Mantenerte al día dando lo que los pacientes te exigen y lo que tú mismo te has propuesto. Mi objetivo es ofrecer la mejor atención: la obligación de los médicos es curar al paciente, y en los casos en que no es posible, por lo menos tienes que saber consolarle y escucharle… Para mí eso es lo básico.

¿Destacarías algún momento en tu carrera?
Dejar el hospital para mí fue traumático. Han sido los mejores años de mi vida, sin ninguna duda, aunque en la esfera económica he ganado muchísimo más dinero en la iniciativa privada. De los primeros años, estoy muy agradecido a los compañeros de los que aprendí en aquella época. Sales de la facultad sabiendo mucho, pero tienes delante un paciente y no sabes ni cómo dirigirte a él. Es una cuestión de años de profesión, y entonces me ayudaron muchísimo.

Desde tu especialidad, ¿los madrileños nos cuidamos?
La mayoría de la gente, cuando descubren que eres endocrino, dicen “¿el que ve a los gordos?”… Es la consulta más frecuente en endocrinología, pero vemos muchas más cosas.
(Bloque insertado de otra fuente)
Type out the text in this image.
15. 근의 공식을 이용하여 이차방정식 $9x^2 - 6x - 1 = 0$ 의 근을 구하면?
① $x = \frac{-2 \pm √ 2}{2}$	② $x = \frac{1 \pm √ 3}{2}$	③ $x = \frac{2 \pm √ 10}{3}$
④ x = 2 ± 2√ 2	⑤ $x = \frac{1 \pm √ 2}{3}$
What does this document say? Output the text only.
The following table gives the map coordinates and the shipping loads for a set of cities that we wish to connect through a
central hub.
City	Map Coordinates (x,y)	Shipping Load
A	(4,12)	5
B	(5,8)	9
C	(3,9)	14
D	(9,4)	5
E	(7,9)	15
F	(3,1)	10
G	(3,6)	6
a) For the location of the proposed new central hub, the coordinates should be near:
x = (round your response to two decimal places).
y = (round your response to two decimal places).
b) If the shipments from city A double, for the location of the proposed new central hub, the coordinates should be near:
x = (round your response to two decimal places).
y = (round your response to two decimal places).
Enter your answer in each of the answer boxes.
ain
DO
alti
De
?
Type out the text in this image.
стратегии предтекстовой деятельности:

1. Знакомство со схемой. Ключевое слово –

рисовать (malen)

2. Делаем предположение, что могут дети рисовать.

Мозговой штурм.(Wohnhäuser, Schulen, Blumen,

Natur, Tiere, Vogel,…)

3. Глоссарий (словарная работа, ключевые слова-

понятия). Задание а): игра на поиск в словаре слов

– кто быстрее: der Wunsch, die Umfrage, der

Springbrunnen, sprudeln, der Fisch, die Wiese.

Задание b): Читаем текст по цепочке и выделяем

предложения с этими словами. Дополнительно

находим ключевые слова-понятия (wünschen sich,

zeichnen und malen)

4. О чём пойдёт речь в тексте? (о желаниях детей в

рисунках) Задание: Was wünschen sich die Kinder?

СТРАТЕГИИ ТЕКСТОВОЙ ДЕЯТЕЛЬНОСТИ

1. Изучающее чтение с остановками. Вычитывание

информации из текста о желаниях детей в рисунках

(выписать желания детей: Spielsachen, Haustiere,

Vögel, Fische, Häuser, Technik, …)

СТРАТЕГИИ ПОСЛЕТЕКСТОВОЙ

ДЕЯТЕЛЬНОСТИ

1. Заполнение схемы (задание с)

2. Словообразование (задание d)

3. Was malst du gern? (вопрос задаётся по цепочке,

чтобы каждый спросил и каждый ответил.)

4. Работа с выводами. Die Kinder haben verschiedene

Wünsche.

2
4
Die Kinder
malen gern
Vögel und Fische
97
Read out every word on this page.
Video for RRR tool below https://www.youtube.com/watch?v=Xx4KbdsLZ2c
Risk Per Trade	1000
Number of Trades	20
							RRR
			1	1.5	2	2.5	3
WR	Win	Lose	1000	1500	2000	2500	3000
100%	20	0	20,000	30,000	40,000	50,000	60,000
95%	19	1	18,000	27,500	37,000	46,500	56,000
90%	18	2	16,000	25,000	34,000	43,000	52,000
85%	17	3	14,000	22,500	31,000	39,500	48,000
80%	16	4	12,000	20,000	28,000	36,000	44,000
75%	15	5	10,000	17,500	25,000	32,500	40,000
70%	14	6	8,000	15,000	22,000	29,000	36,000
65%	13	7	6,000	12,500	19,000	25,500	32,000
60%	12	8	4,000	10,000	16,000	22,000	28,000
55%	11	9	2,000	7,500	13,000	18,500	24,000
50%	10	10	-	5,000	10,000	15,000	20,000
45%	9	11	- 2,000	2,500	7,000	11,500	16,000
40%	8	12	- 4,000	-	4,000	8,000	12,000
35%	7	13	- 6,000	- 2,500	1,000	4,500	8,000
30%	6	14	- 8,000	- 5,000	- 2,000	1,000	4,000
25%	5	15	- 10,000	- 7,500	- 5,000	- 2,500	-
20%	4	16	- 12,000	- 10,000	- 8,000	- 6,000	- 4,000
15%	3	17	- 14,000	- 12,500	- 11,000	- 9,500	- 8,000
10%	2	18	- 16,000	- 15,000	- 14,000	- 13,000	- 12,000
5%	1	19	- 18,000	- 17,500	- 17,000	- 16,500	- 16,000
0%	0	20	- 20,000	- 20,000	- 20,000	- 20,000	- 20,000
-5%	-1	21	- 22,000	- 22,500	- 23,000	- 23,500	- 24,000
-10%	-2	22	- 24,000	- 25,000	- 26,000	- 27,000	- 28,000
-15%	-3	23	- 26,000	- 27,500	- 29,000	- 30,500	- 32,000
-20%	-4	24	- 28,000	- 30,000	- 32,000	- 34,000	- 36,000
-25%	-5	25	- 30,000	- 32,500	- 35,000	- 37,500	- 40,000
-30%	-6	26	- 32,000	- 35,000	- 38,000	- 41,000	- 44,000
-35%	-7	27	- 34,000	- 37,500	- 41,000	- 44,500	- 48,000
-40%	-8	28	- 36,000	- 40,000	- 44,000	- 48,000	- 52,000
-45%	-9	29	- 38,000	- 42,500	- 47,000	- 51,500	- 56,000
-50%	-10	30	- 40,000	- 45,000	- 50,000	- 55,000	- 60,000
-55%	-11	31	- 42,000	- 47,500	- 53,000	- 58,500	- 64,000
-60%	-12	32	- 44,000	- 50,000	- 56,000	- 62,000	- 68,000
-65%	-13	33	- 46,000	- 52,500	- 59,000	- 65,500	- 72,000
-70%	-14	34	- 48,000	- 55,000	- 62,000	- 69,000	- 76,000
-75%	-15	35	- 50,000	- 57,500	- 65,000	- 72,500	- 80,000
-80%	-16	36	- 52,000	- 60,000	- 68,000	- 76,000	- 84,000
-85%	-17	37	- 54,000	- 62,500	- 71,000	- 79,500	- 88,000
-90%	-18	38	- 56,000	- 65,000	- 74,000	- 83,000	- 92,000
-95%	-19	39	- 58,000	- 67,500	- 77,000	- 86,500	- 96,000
Que podemos cuidarnos más, por supuesto que sí… pero creo que en general la población de Madrid sí es consciente de los problemas de su salud y sí se cuida. Pero, como personas, tenemos debilidades, y estas nos hacen recaer… Y bueno, pues ahí estamos para seguir animando.

¿Qué avance destacarías en tu especialidad?
Dentro de la diabetes, la esfera a la que yo me dedico, hay avances sobre todo en la tecnología. El panorama que se ofrece a los pacientes es cada vez más amplio, y el trabajo de ingenieros e informáticos ha permitido acceder a dispositivos de medida de glucemia sin necesidad de pincharte un dedo y a la administración de insulinas cada vez más purificadas y más en línea con la actuación fisiológica que haría la insulina de una persona.

¿Algún consejo?
Cuando planteo el tratamiento a un paciente diabético u obeso, en lo primero que insisto es en que no podemos utilizar los medicamentos como si fueran tiritas. Hay que hacer un planteamiento más integral. Lo primero es el conocimiento de la actividad física y de los hábitos alimentarios. Si no somos capaces de modificar estos dos aspectos que dependen de la vida cotidiana, estamos condenados al fracaso. La diabetes y la obesidad se basan en los hábitos alimentarios y la actividad física.

¿Cómo es tu relación con el barrio?
Creo que no soy una persona anónima. Llevo viviendo aquí desde los 4 años, y tengo ya 53. La gente sabe dónde vive mi familia y dónde vivo yo, y me implico bastante. Me siento identificado con este barrio, y no me movería nunca de él.